Mas em julho de 2015, o inspetor geral da comunidade de inteligência dos EUA, Charles McCullough, disse ao Congresso que ela havia enviado pelo menos quatro mensagens que continham informações derivadas de material classificado. Um mês depois, o Sr. McCullough revelou que dois dos e-mails continham informações consideradas “top secret” – o mais alto nível de classificação.
Respondendo à pressão da construção, a Sra. Clinton finalmente concordou, em agosto de 2015, em entregar o servidor privado que ela usou para uma investigação preliminar do FBI sobre a segurança de informações classificadas contidas em seus e-mails.
A Sra. Clinton também disse que entregaria os paus de memória contendo cópias dos e-mails.
Quando o lote final de e-mails Clinton foi liberado, em março de 2016, o número total de e-mails que receberam uma designação classificada após o fato havia ultrapassado 2.000.
Em maio de 2016, o hacker romeno Guccifer, na prisão norte-americana, acusado de hacking, disse à Fox News que havia acessado com sucesso o servidor de e-mail da Sra. Clinton várias vezes – uma afirmação que a campanha de Clinton nega e o Departamento de Estado e os promotores disseram que não há provas para apoiar.
O relatório do FBI de julho de 2016 não encontrou “evidência direta” de acesso não autorizado aos seus servidores de e-mail, de acordo com James Comey, mas que a falta de segurança robusta significava que “é possível que atores hostis tenham obtido acesso”.
Clinton enviou e-mails que desde então foram considerados como contendo informações classificadas
Espera, o Departamento de Estado foi invadido?
Indeed, foi. De acordo com fontes citadas pela CNN, o ataque de Novembro de 2014 foi o “pior” ataque cibernético de sempre a uma agência governamental, exigindo que os trabalhadores do departamento de TI fechassem todo o seu sistema de e-mail não classificado durante um fim-de-semana.
O governo dos EUA suspeita que os hackers russos estavam por detrás do ataque – e também foram responsáveis por esforços semelhantes contra a Casa Branca, os serviços postais e outras agências.
Embora a Sra. Clinton não tenha sido afetada por esse incidente em particular, alguma de sua correspondência pessoal foi revelada em março de 2013 quando um confidente, Sidney Blumenthal, teve seu endereço aol.com comprometido pelo hacker chamado Guccifer ( mais tarde revelado ser um romeno chamado Marcel-Lehel Lazar).
Embora Guccifer só tenha exposto e-mails que o Sr. Blumenthal enviou à Sra. Clinton, e não as suas respostas, revelou o endereço de e-mail privado do secretário de estado dois anos antes do New York Times o tornar uma história nacional.
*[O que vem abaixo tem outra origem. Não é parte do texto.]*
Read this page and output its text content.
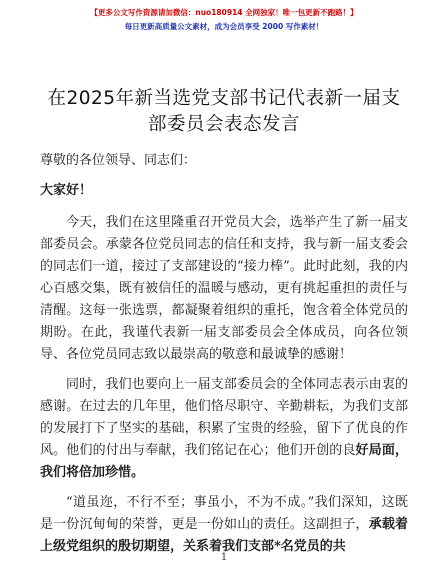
【更多公文写作资源请加微信：nuo180914 全网独家！唯一包更新不跑路！】
每日更新高质量公文素材，成为会员享受 2000 写作素材！
在2025年新当选党支部书记代表新一届支部委员会表态发言

尊敬的各位领导、同志们：

大家好！

今天，我们在这里隆重召开党员大会，选举产生了新一届支部委员会。承蒙各位党员同志的信任和支持，我与新一届支委会的同志们一道，接过了支部建设的“接力棒”。此时此刻，我的内心百感交集，既有被信任的温暖与感动，更有挑起重担的责任与清醒。这每一张选票，都凝聚着组织的重托，饱含着全体党员的期盼。在此，我谨代表新一届支部委员会全体成员，向各位领导、各位党员同志致以最崇高的敬意和最诚挚的感谢！

同时，我们也要向上一届支部委员会的全体同志表示由衷的感谢。在过去的几年里，他们恪尽职守、辛勤耕耘，为我们支部的发展打下了坚实的基础，积累了宝贵的经验，留下了优良的作风。他们的付出与奉献，我们铭记在心；他们开创的良好局面，我们将倍加珍惜。

“道虽迩，不行不至；事虽小，不为不成。”我们深知，这既是一份沉甸甸的荣誉，更是一份如山的责任。这副担子，承载着上级党组织的殷切期望，关系着我们支部*名党员的共

1
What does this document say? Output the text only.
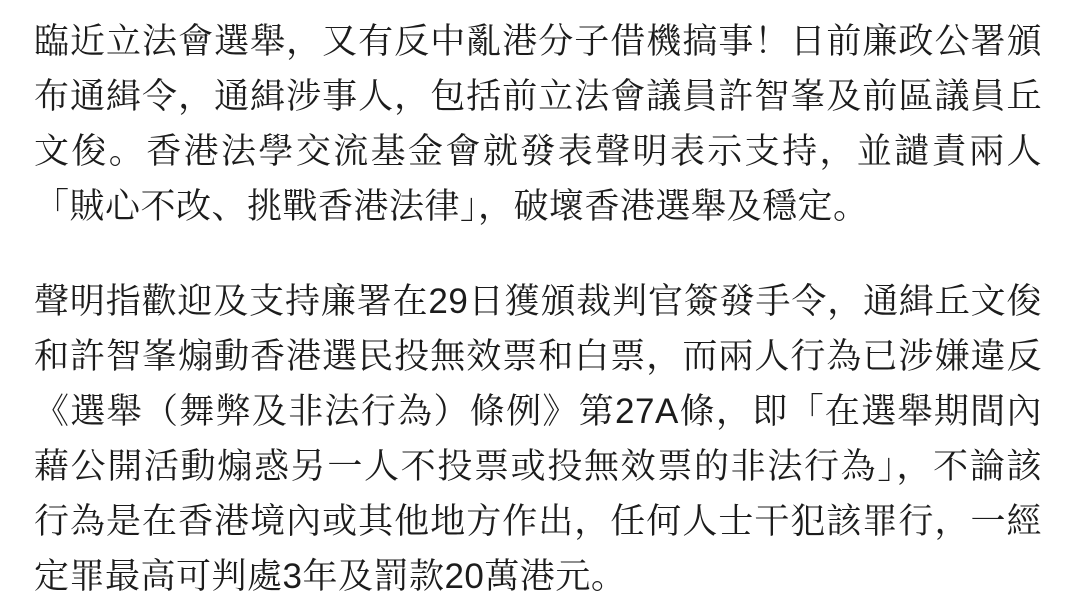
臨近立法會選舉，又有反中亂港分子借機搞事！日前廉政公署頒布通緝令，通緝涉事人，包括前立法會議員許智峯及前區議員丘文俊。香港法學交流基金會就發表聲明表示支持，並譴責兩人「賊心不改、挑戰香港法律」，破壞香港選舉及穩定。

聲明指歡迎及支持廉署在29日獲頒裁判官簽發手令，通緝丘文俊和許智峯煽動香港選民投無效票和白票，而兩人行為已涉嫌違反《選舉（舞弊及非法行為）條例》第27A條，即「在選舉期間內藉公開活動煽惑另一人不投票或投無效票的非法行為」，不論該行為是在香港境內或其他地方作出，任何人士干犯該罪行，一經定罪最高可判處3年及罰款20萬港元。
Ataques cibernéticos no topo da lista de ameaças dos EUA
E a nova reviravolta?
O FBI anunciou no final de outubro que tinha descoberto novos e-mails “em conexão com um caso não relacionado… que parecem ser pertinentes à investigação”.
O diretor James Comey disse que os investigadores determinariam se os e-mails contêm informações classificadas.
Emergiu que os e-mails recentemente descobertos estavam sendo examinados como parte de uma investigação do FBI sobre Anthony Weiner, ex-congressista desonrado, marido afastado de Clinton Huma Abedin.
Dois dias antes do dia da eleição, Comey anunciou que não havia mudado sua conclusão original de que a Sra. Clinton não deveria enfrentar acusações criminais pelo manuseio de informações classificadas, após uma revisão dos e-mails recentemente descobertos.